Andy Bracek insists he will be forever indebted to the Crusaders as he continues his recovery from a serious knee injury.
Welsh international Bracek, 24, penned an 18-month contract with the Crusaders earlier this year.
The former St Helens and Warrington star had been without a club following his release from Barrow.
And after picking up a serious knee injury, the talented backrower feared life on the rugby league scrap heap. He even took a job as a labourer to ensure that regular money was coming in to support his family.
However, Crusaders head coach Iestyn Harris, who worked closely with Bracek with the Welsh national side, was prepared to take a chance.
The club have worked closely with Bracek on his rehabilitation and he is now just a few weeks away from being cleared to return.
And Bracek says he cannot wait to repay the club.
“My recovery is going well,” he said.
“I’m hoping to be putting my hand up in six weeks but a lot of that depends on when I get the ok from the medical staff. That is only part of the battle because I then have to force my way into the team. It doesn’t give me a lot of time to get some games under my belt but I am confident I can do it.
“I cannot wait to get back playing. I’ve gone through a lot of emotions since I’ve been out and it has been one of the most difficult periods of my life.
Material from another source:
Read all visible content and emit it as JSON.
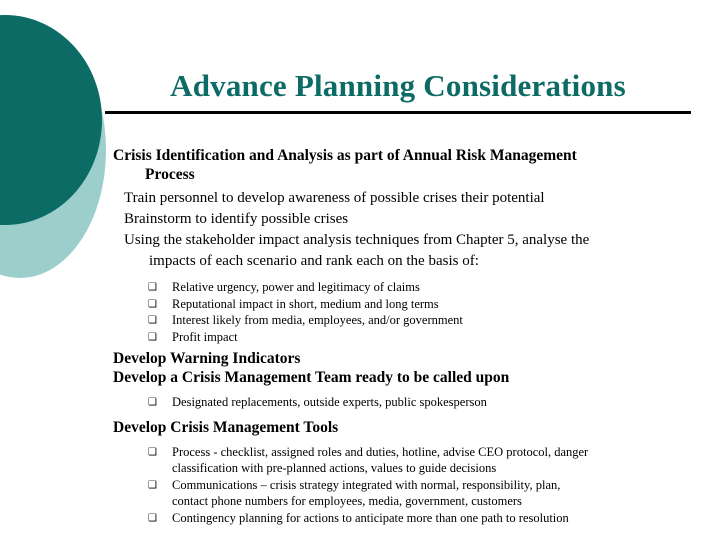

“I’ve got a young family and I was in a pretty bad place at the start of the year. I didn’t have a club and no-one would touch me because of my injury. I’d gone from earning a good wage at Barrow to wondering where my next paycheck was coming from. I was doing a bit of labouring to get some money and support my family.
“Crusaders came to my rescue so to speak. They took a chance on me when no-one else would and really looked after me when times were tough. Everything is going well at the moment and I’m grateful to the club for giving me another crack at Super League. I’m taking this opportunity with both hands and I’m going to make the most of it. I want to repay the faith all the people at the Crusaders have shown in me.
“I’ve also been a bit smarter off the field. Being out for so long has made me appreciate how lucky I am to play rugby league professional. I’ve been doing a professional trainers course as well whilst I’m here so I’ve got something to fall back on. A rugby league player’s career is short to it’s important that you start to think about life outside the sport.”